(colaborador do "Memórias...e outras coisas...")
Mais ou menos no lugar onde se encontra hoje o monumento com o busto de Sá Carneiro, no começo da avenida homónima havia um pedaço de caminho largo que flanqueava a Cortinha da Albininha Guerra, à esquerda e a linha do Caminho-de-ferro à direita. Fora aberto quando da construção do Palácio das Corporações e Previdência que fechou a Praça Prof. Cavaleiro de Ferreira.

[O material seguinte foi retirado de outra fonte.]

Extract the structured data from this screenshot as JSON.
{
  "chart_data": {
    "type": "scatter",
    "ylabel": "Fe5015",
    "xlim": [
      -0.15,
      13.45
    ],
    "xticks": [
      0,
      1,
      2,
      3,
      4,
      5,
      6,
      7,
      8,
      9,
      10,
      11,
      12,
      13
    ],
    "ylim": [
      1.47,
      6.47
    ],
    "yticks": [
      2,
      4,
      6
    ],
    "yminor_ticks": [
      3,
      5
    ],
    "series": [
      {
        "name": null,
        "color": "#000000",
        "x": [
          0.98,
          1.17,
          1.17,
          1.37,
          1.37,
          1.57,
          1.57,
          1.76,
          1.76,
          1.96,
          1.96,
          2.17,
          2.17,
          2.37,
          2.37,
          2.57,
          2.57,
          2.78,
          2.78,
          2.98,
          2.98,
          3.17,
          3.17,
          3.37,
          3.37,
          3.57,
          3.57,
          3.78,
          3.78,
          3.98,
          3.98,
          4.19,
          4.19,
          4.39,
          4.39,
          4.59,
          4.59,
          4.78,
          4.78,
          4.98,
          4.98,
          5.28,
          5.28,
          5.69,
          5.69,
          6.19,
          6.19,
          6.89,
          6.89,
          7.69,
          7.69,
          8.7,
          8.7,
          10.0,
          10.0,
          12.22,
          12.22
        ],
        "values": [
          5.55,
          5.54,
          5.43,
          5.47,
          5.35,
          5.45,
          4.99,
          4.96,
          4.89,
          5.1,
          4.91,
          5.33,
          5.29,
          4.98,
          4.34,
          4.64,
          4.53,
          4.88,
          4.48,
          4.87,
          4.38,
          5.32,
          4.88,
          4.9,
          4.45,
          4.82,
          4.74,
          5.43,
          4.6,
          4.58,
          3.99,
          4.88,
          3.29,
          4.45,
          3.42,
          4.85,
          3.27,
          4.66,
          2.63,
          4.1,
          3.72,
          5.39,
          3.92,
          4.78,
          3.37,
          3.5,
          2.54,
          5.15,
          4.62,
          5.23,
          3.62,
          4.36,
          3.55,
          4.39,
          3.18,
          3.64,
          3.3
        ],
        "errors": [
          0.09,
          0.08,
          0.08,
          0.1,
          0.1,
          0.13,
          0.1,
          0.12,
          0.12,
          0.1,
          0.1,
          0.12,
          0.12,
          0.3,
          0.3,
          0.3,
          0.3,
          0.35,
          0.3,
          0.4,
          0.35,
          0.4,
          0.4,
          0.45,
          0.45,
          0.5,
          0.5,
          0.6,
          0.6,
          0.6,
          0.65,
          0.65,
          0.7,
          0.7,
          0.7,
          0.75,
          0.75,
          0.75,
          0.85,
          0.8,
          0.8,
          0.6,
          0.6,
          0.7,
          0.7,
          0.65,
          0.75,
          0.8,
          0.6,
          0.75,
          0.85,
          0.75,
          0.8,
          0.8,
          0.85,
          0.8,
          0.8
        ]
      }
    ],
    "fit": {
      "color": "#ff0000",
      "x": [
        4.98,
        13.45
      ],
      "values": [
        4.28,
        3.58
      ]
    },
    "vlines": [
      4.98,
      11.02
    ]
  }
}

Estão assim sumariamente indicadas as coordenadas do lugar onde no mês de Agosto se montava a infra estrutura que como um escaparate gigante nos oferecia tudo o que a nossa imaginação poderia assimilar e o nosso querer era capaz de usufruir. Uma pista de carrinhos eléctricos, que brilhavam acetinados pelas luzes feéricas que nos faziam sentir num mundo de sol ainda que fosse já noite, um carrocel ao qual nomearam 8 de maio que diziam ter vindo de Braga exclusivamente para nosso contentamento e que tinha uma selva de animais que com assentos no dorso para nos transportarem nas suas garupas luzentes ao país da fantasia, uma grande torre de ferro e painéis retratando cenas de aventuras que tinha no topo presas a uma roda cardada cadeias de ferro que sustentavam um cadeiral com protecção lateral e um dispositivo que à frente fora concebido para impedir que a força centrípeta nos projectasse pelos ares.
Eram as chamadas cadeirinhas que a mim particularmente me fascinavam e me faziam pensar nos perigos de um voo cuja aterragem se fizesse sem a dita protecção frontal.
Estes três "monstros” ocupavam a parte sul-poente da Praça que distava uns cinquenta metros de minha casa. Em frente às Corporações e Previdência estava o Poço da Morte, que consistia sumariamente num grandioso cilindro feito de madeira polida onde um motociclista a quem chamavam Nelson montado na sua mota fabulosa de escape aberto para impressionar, fazia cerca de cinco minutos de círculos nas paredes interiores do cilindro a uma velocidade estonteante que vencendo a gravidade nos maravilhava com a sua bravura e perícia. Do outro lado da Praça estava o Palácio dos Espelhos Mágicos. Consistia em uma grande tenda de lona que continha estrategicamente colocados espelhos côncavos e convexos que transformavam a imagem reflectida em figuras as mais diversas que cobriam um espectro que ia do elegante ao bisonho, do agradável ao grotesco e que intrigava alguns e fazia perorar outros que se perdiam em especulações de trigonometria e efeitos reflexos que nem eles nem ninguém entendia.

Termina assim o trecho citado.